Chancellor Bouchard granted the motion to compel production of the documents, finding that Combes and Sternberg did not have a reasonable expectation of privacy when using the Sprint email accounts. As a result, the documents could not constitute “confidential communications” under Delaware Rule of Evidence 502. Importantly, both Combes and Sternberg were afforded--and could have used--other email accounts (affiliated with WeWork or SoftBank, respectively) in their discovery work for SoftBank.
I noted in my summary of this opinion for the Tennessee Bar Association that the case "offers important cautions to businesses desiring to ensure that communications and transmitted documents can be kept in confidence." It is telling in this regard that proprietary email accounts were afforded to Combes and Sternberg to best ensure confidential treatment of their discovery communications, yet no attempt was made to monitor the relevant use of those email accounts as a matter of document control and discovery policy.

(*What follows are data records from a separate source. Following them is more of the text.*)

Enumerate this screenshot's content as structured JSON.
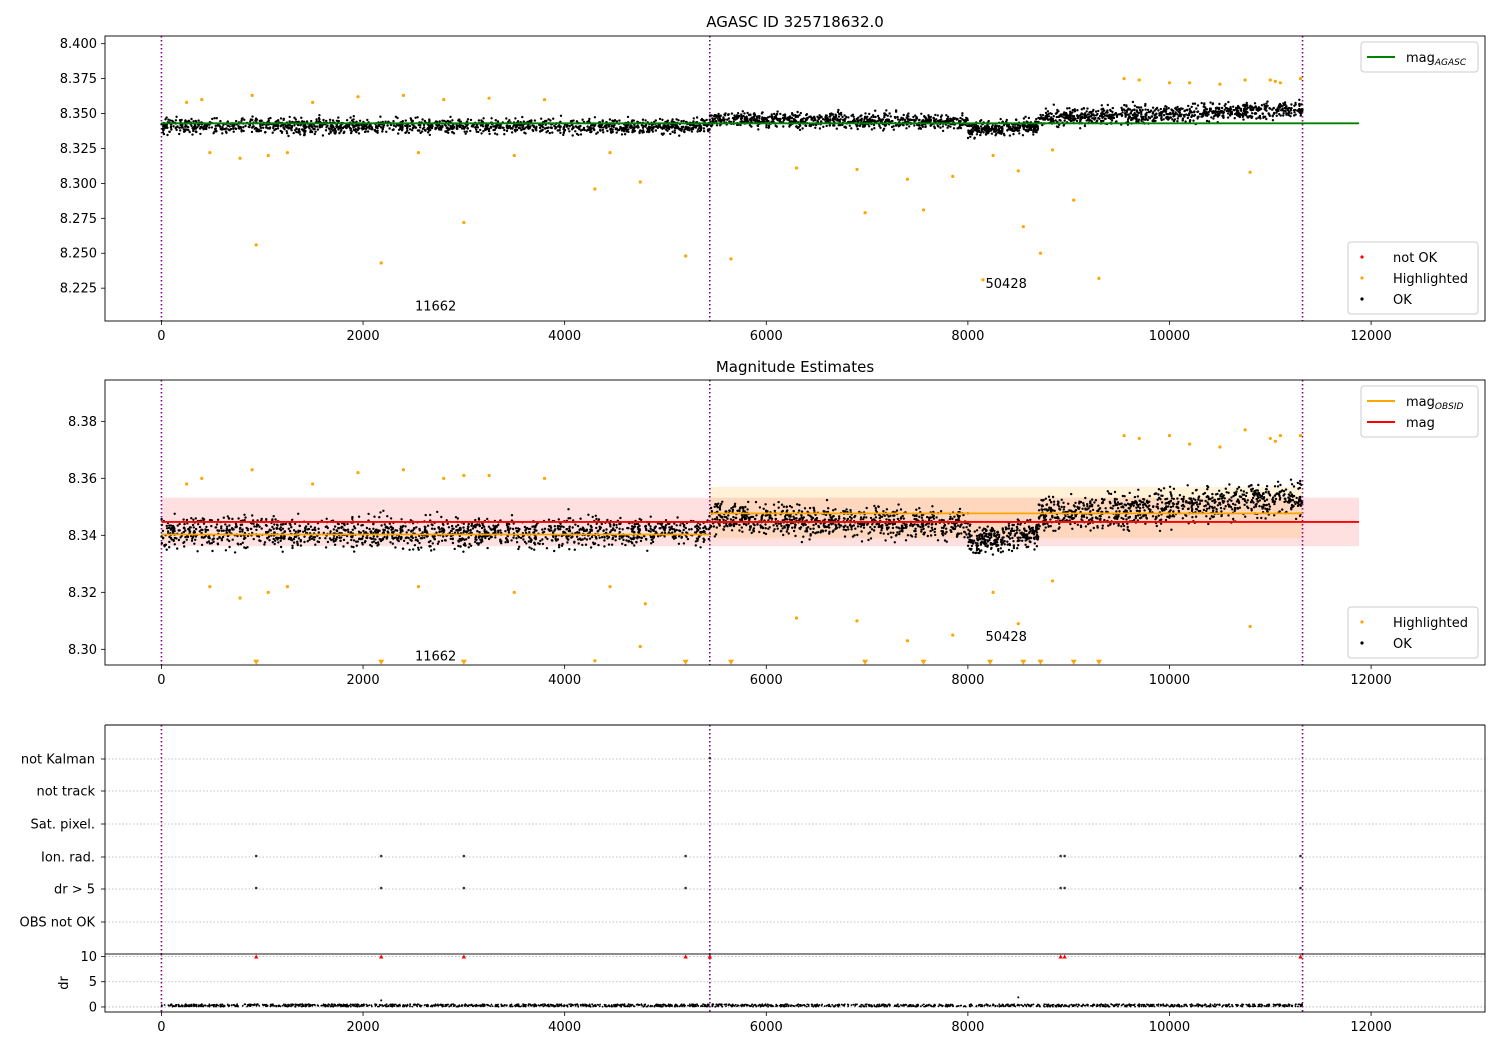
{
  "chart_data": [
    {
      "type": "scatter",
      "title": "AGASC ID 325718632.0",
      "xlabel": "",
      "ylabel": "",
      "xlim": [
        -560,
        13130
      ],
      "ylim": [
        8.2015,
        8.4055
      ],
      "x_ticks": [
        0,
        2000,
        4000,
        6000,
        8000,
        10000,
        12000
      ],
      "y_ticks": [
        8.225,
        8.25,
        8.275,
        8.3,
        8.325,
        8.35,
        8.375,
        8.4
      ],
      "y_tick_decimals": 3,
      "grid": false,
      "boundaries_x": [
        0,
        5440,
        11320
      ],
      "obsid_labels": [
        {
          "text": "11662",
          "x": 2720,
          "y": 8.209
        },
        {
          "text": "50428",
          "x": 8380,
          "y": 8.225
        }
      ],
      "lines": [
        {
          "name": "mag_AGASC",
          "label_base": "mag",
          "label_sub": "AGASC",
          "color": "#008000",
          "segments": [
            [
              0,
              11880,
              8.343
            ]
          ]
        }
      ],
      "legend": [
        {
          "position": "upper-right",
          "entries": [
            {
              "label": "mag",
              "sub": "AGASC",
              "kind": "line",
              "color": "#008000"
            }
          ]
        },
        {
          "position": "lower-right",
          "entries": [
            {
              "label": "not OK",
              "kind": "dot",
              "color": "#ff0000"
            },
            {
              "label": "Highlighted",
              "kind": "dot",
              "color": "#ffa500"
            },
            {
              "label": "OK",
              "kind": "dot",
              "color": "#000000"
            }
          ]
        }
      ],
      "series": [
        {
          "name": "OK",
          "color": "#000000",
          "density_segments": [
            {
              "x0": 0,
              "x1": 5440,
              "center_start": 8.341,
              "center_end": 8.341,
              "spread": 0.007,
              "n": 1500
            },
            {
              "x0": 5440,
              "x1": 8000,
              "center_start": 8.346,
              "center_end": 8.344,
              "spread": 0.007,
              "n": 800
            },
            {
              "x0": 8000,
              "x1": 8700,
              "center_start": 8.338,
              "center_end": 8.341,
              "spread": 0.007,
              "n": 300
            },
            {
              "x0": 8700,
              "x1": 11320,
              "center_start": 8.347,
              "center_end": 8.353,
              "spread": 0.008,
              "n": 850
            }
          ]
        },
        {
          "name": "Highlighted",
          "color": "#ffa500",
          "points": [
            [
              250,
              8.358
            ],
            [
              400,
              8.36
            ],
            [
              480,
              8.322
            ],
            [
              780,
              8.318
            ],
            [
              900,
              8.363
            ],
            [
              940,
              8.256
            ],
            [
              1060,
              8.32
            ],
            [
              1250,
              8.322
            ],
            [
              1500,
              8.358
            ],
            [
              1950,
              8.362
            ],
            [
              2180,
              8.243
            ],
            [
              2400,
              8.363
            ],
            [
              2550,
              8.322
            ],
            [
              2800,
              8.36
            ],
            [
              3000,
              8.272
            ],
            [
              3250,
              8.361
            ],
            [
              3500,
              8.32
            ],
            [
              3800,
              8.36
            ],
            [
              4300,
              8.296
            ],
            [
              4450,
              8.322
            ],
            [
              4750,
              8.301
            ],
            [
              5200,
              8.248
            ],
            [
              5650,
              8.246
            ],
            [
              6300,
              8.311
            ],
            [
              6900,
              8.31
            ],
            [
              6980,
              8.279
            ],
            [
              7400,
              8.303
            ],
            [
              7560,
              8.281
            ],
            [
              7850,
              8.305
            ],
            [
              8150,
              8.231
            ],
            [
              8250,
              8.32
            ],
            [
              8500,
              8.309
            ],
            [
              8550,
              8.269
            ],
            [
              8720,
              8.25
            ],
            [
              8840,
              8.324
            ],
            [
              9050,
              8.288
            ],
            [
              9300,
              8.232
            ],
            [
              9550,
              8.375
            ],
            [
              9700,
              8.374
            ],
            [
              10000,
              8.372
            ],
            [
              10200,
              8.372
            ],
            [
              10500,
              8.371
            ],
            [
              10750,
              8.374
            ],
            [
              10800,
              8.308
            ],
            [
              11000,
              8.374
            ],
            [
              11050,
              8.373
            ],
            [
              11100,
              8.372
            ],
            [
              11300,
              8.375
            ]
          ]
        }
      ]
    },
    {
      "type": "scatter",
      "title": "Magnitude Estimates",
      "xlabel": "",
      "ylabel": "",
      "xlim": [
        -560,
        13130
      ],
      "ylim": [
        8.2945,
        8.3945
      ],
      "x_ticks": [
        0,
        2000,
        4000,
        6000,
        8000,
        10000,
        12000
      ],
      "y_ticks": [
        8.3,
        8.32,
        8.34,
        8.36,
        8.38
      ],
      "y_tick_decimals": 2,
      "grid": false,
      "boundaries_x": [
        0,
        5440,
        11320
      ],
      "obsid_labels": [
        {
          "text": "11662",
          "x": 2720,
          "y": 8.296
        },
        {
          "text": "50428",
          "x": 8380,
          "y": 8.303
        }
      ],
      "bands": [
        {
          "x0": 0,
          "x1": 11880,
          "y0": 8.3362,
          "y1": 8.3532,
          "color": "#ff0000",
          "opacity": 0.12
        },
        {
          "x0": 5440,
          "x1": 11320,
          "y0": 8.339,
          "y1": 8.357,
          "color": "#ffa500",
          "opacity": 0.15
        }
      ],
      "lines": [
        {
          "name": "mag_OBSID",
          "label_base": "mag",
          "label_sub": "OBSID",
          "color": "#ffa500",
          "segments": [
            [
              0,
              5440,
              8.3403
            ],
            [
              5440,
              11320,
              8.3477
            ]
          ]
        },
        {
          "name": "mag",
          "label_base": "mag",
          "label_sub": "",
          "color": "#ff0000",
          "segments": [
            [
              0,
              11880,
              8.3447
            ]
          ]
        }
      ],
      "legend": [
        {
          "position": "upper-right",
          "entries": [
            {
              "label": "mag",
              "sub": "OBSID",
              "kind": "line",
              "color": "#ffa500"
            },
            {
              "label": "mag",
              "sub": "",
              "kind": "line",
              "color": "#ff0000"
            }
          ]
        },
        {
          "position": "lower-right",
          "entries": [
            {
              "label": "Highlighted",
              "kind": "dot",
              "color": "#ffa500"
            },
            {
              "label": "OK",
              "kind": "dot",
              "color": "#000000"
            }
          ]
        }
      ],
      "series": [
        {
          "name": "OK",
          "color": "#000000",
          "density_segments": [
            {
              "x0": 0,
              "x1": 5440,
              "center_start": 8.341,
              "center_end": 8.341,
              "spread": 0.007,
              "n": 1500
            },
            {
              "x0": 5440,
              "x1": 8000,
              "center_start": 8.346,
              "center_end": 8.344,
              "spread": 0.007,
              "n": 800
            },
            {
              "x0": 8000,
              "x1": 8700,
              "center_start": 8.338,
              "center_end": 8.341,
              "spread": 0.007,
              "n": 300
            },
            {
              "x0": 8700,
              "x1": 11320,
              "center_start": 8.347,
              "center_end": 8.353,
              "spread": 0.008,
              "n": 850
            }
          ]
        },
        {
          "name": "Highlighted",
          "color": "#ffa500",
          "points": [
            [
              250,
              8.358
            ],
            [
              400,
              8.36
            ],
            [
              480,
              8.322
            ],
            [
              780,
              8.318
            ],
            [
              900,
              8.363
            ],
            [
              1060,
              8.32
            ],
            [
              1250,
              8.322
            ],
            [
              1500,
              8.358
            ],
            [
              1950,
              8.362
            ],
            [
              2400,
              8.363
            ],
            [
              2550,
              8.322
            ],
            [
              2800,
              8.36
            ],
            [
              3000,
              8.361
            ],
            [
              3250,
              8.361
            ],
            [
              3500,
              8.32
            ],
            [
              3800,
              8.36
            ],
            [
              4300,
              8.296
            ],
            [
              4450,
              8.322
            ],
            [
              4750,
              8.301
            ],
            [
              4800,
              8.316
            ],
            [
              6300,
              8.311
            ],
            [
              6900,
              8.31
            ],
            [
              7400,
              8.303
            ],
            [
              7850,
              8.305
            ],
            [
              8250,
              8.32
            ],
            [
              8500,
              8.309
            ],
            [
              8840,
              8.324
            ],
            [
              9550,
              8.375
            ],
            [
              9700,
              8.374
            ],
            [
              10000,
              8.375
            ],
            [
              10200,
              8.372
            ],
            [
              10500,
              8.371
            ],
            [
              10750,
              8.377
            ],
            [
              10800,
              8.308
            ],
            [
              11000,
              8.374
            ],
            [
              11050,
              8.373
            ],
            [
              11100,
              8.375
            ],
            [
              11300,
              8.375
            ]
          ]
        }
      ],
      "clipped_markers": {
        "color": "#ffa500",
        "y": 8.2953,
        "x": [
          940,
          2180,
          3000,
          5200,
          5650,
          6980,
          7560,
          8220,
          8550,
          8720,
          9050,
          9300
        ]
      }
    },
    {
      "type": "scatter",
      "title": "",
      "xlabel": "",
      "ylabel": "",
      "xlim": [
        -560,
        13130
      ],
      "x_ticks": [
        0,
        2000,
        4000,
        6000,
        8000,
        10000,
        12000
      ],
      "grid": true,
      "boundaries_x": [
        0,
        5440,
        11320
      ],
      "categories": [
        "not Kalman",
        "not track",
        "Sat. pixel.",
        "Ion. rad.",
        "dr > 5",
        "OBS not OK"
      ],
      "flag_points": [
        {
          "category": "not Kalman",
          "x": [
            5440
          ]
        },
        {
          "category": "Ion. rad.",
          "x": [
            940,
            2180,
            3000,
            5200,
            8920,
            8960,
            11300
          ]
        },
        {
          "category": "dr > 5",
          "x": [
            940,
            2180,
            3000,
            5200,
            8920,
            8960,
            11300
          ]
        }
      ]
    },
    {
      "type": "scatter",
      "title": "",
      "xlabel": "",
      "ylabel": "dr",
      "xlim": [
        -560,
        13130
      ],
      "ylim": [
        -1,
        10.5
      ],
      "x_ticks": [
        0,
        2000,
        4000,
        6000,
        8000,
        10000,
        12000
      ],
      "y_ticks": [
        0,
        5,
        10
      ],
      "grid": true,
      "boundaries_x": [
        0,
        5440,
        11320
      ],
      "series": [
        {
          "name": "dr",
          "color": "#000000",
          "baseline_y": 0.3,
          "spread": 0.25,
          "n": 1800,
          "x0": 0,
          "x1": 11320,
          "outliers": [
            [
              2180,
              1.3
            ],
            [
              8500,
              1.9
            ]
          ]
        },
        {
          "name": "clipped",
          "color": "#ff0000",
          "marker": "triangle-up",
          "y": 10,
          "x": [
            940,
            2180,
            3000,
            5200,
            5440,
            8920,
            8960,
            11300
          ]
        }
      ]
    }
  ]
}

Accordingly, I noted that it seems prudent, in light of Chancellor Bouchard’s decision, to suggest that business firms and their legal counsel review operative existing document custody and retention guidance (in the form of compliance policies and the like) to evaluate whether they include appropriate control mechanisms geared to best ensuring the confidential treatment of privileged communications and documents. As the facts of the In re WeWork Litigation opinion indicate, this may be especially important for businesses that operate within a networked system of firms.